The picture below shows an isolated system with a fairly massive wheel at one end, attached via its axle to a long shaft, like a bike tire on a bike frame, but the bike frame is merely a low mass 'truss.' At the other end of this long shaft is a mass of roughly the same magnitude as the wheel, so the center of gravity (CG) is roughly in the middle of the shaft. This mass is fixed to the shaft with no rotation possible. The assembly is floating motionless in 'space', with no contact to anything else.

If a motor on the 'truss' causes the wheel to spin in one direction, the truss would begin to spin in the other direction about the common center of mass. The net angular momentum would thus be zero both before and after the spinning commences. The wheel and the truss would rotate in the same plane. The actual rotation rate of each part is dependent upon the individual masses, wheel radius, and the length of the shaft. It is getting complex, but so far easy enough to envision in general.

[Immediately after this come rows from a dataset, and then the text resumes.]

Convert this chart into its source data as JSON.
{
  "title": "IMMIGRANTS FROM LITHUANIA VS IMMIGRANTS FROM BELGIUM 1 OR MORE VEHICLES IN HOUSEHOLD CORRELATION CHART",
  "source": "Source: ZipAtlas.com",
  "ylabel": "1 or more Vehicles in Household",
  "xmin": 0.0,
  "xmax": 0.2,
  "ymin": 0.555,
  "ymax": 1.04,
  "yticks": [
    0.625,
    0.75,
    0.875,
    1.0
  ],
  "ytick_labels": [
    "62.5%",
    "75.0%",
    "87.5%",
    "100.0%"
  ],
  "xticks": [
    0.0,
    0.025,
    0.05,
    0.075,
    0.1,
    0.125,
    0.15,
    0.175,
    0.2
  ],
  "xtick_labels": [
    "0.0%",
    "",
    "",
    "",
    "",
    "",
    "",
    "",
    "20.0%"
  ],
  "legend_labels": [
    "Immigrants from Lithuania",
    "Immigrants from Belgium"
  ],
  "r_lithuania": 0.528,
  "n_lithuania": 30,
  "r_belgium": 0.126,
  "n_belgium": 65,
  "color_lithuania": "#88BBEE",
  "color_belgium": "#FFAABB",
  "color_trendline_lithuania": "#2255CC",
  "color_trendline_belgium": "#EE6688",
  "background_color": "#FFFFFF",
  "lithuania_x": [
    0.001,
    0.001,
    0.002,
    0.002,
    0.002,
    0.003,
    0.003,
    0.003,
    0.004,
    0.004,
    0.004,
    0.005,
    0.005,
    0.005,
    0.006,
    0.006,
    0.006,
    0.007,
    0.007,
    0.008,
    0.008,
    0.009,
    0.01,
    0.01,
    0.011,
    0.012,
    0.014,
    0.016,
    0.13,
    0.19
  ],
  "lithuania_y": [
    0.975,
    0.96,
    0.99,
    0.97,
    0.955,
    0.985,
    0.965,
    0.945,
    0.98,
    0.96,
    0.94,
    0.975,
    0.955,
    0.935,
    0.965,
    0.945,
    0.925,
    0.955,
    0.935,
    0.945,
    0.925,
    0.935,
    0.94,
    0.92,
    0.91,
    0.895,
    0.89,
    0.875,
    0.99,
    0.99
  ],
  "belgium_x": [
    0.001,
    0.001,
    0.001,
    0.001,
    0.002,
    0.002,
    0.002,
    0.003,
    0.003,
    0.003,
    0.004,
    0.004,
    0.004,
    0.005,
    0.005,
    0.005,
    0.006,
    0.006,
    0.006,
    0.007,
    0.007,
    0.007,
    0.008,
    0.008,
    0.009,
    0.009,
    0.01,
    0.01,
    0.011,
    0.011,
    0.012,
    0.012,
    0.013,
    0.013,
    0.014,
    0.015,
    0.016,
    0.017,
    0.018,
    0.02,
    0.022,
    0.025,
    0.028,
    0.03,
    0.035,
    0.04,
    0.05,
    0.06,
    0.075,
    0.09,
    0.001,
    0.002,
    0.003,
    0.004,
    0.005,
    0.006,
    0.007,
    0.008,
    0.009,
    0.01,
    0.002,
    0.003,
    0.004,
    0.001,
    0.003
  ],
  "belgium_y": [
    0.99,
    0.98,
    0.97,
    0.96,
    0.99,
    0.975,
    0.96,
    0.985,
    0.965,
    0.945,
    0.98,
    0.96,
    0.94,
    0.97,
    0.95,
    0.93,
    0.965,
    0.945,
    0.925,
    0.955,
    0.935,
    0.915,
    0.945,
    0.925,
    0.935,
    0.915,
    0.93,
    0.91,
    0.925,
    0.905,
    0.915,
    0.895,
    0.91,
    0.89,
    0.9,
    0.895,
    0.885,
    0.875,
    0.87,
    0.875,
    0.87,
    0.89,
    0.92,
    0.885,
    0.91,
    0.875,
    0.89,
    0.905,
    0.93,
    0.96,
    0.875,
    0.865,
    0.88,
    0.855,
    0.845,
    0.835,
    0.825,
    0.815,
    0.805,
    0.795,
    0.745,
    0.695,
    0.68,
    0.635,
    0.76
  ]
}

Now, place into the 'truss' a mechanism that causes this long shaft to rotate on its long axis (which would be perpendicular to the spin axis) while it is still undergoing the above rotation relative to the wheel. Upon rotation at this new joint, a force is applied to the axle of the spinning wheel (and of course to the mass at the other end of the truss, too) causing each part to try to turn in the opposite direction. Given that the net angular momentum is still zero, the vector sum of the individual parts (the spinning wheel and the body as a whole rotating around its CG) must be equal and opposite. I cannot envision the result, however, nor do I have the background to derive the equations of motion of this 'whirly gig.' The best I can imagine is that the plane of overall rotation should change, with the plane of the wheel's rotation changing in the opposite direction. This would seem to result in a state where the wheel is no longer spinning in the same plane as the overall assembly, but that would seem unsustainable and perhaps unstable. How can the behavior of this system be understood?